Various responsibilities have been devolved from the central British government and Parliament at Westminster to the regions of Wales, Scotland, and Northern Ireland. Devolution has happened at different times and to differing degrees in each region, and it is important to remember that most British law applies to the entire country.
For more on the judicial systems in each region, see the Supreme Court's guide.
A wide range of competencies have been devolved to the Scottish Parliament and Government, and the Scottish Court system is separate from the system for England and Wales. Many English statutes apply in Scotland, but statutes relevant only to Scotland are passed by the Scottish Parliament at Holyrood.
In general, Scottish legal treatises are cataloged under KDC.
The Law Library holds historic Scottish case law in the Sub-basement in range 21 - 22. Many additional primary sources of Scottish legal history are reprinted in the publications of the Stair Society. An Introductory Survey of the Sources and Literature of Scots Law (No. 1) and Introduction to Scottish Legal History (No. 20) are good starting places for a study of historic Scots law.

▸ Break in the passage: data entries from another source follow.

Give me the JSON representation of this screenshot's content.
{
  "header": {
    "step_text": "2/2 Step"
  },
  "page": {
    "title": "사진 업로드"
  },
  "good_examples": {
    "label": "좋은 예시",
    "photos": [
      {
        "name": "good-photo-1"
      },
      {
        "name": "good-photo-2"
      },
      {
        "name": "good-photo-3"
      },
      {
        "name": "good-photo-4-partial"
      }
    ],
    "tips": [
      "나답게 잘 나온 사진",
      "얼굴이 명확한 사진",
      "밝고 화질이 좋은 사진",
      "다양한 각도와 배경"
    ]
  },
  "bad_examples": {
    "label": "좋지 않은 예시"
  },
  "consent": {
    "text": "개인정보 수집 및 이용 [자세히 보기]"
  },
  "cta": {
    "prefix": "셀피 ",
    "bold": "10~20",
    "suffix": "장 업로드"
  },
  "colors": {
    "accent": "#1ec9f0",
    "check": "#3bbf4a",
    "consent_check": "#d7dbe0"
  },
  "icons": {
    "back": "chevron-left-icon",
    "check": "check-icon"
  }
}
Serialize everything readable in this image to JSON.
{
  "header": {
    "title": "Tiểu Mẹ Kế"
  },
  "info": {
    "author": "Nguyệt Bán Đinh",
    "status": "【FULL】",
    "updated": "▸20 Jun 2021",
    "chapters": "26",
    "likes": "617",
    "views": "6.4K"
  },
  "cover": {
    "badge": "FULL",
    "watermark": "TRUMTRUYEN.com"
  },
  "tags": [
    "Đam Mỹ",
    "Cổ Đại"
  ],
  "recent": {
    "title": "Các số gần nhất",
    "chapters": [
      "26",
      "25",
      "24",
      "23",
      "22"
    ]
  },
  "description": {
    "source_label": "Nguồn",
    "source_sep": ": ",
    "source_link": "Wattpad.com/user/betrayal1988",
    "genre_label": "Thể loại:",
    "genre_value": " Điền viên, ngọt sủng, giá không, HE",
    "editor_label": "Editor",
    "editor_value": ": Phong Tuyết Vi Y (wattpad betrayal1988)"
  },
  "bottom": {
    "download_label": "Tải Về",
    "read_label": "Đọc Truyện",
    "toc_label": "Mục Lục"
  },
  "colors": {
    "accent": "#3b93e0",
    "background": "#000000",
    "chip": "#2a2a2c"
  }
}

The powers devolved to the Northern Irish Assembly and Government are not as extensive as those devolved to Scotland.
The unique history of Northern Ireland can make research complicated. Although devolution of powers began in 1998, they were suspended from 2002-2007 when all powers were once again centralized at Westminster.
The court system of Northern Ireland is also separate from the system in England and Wales.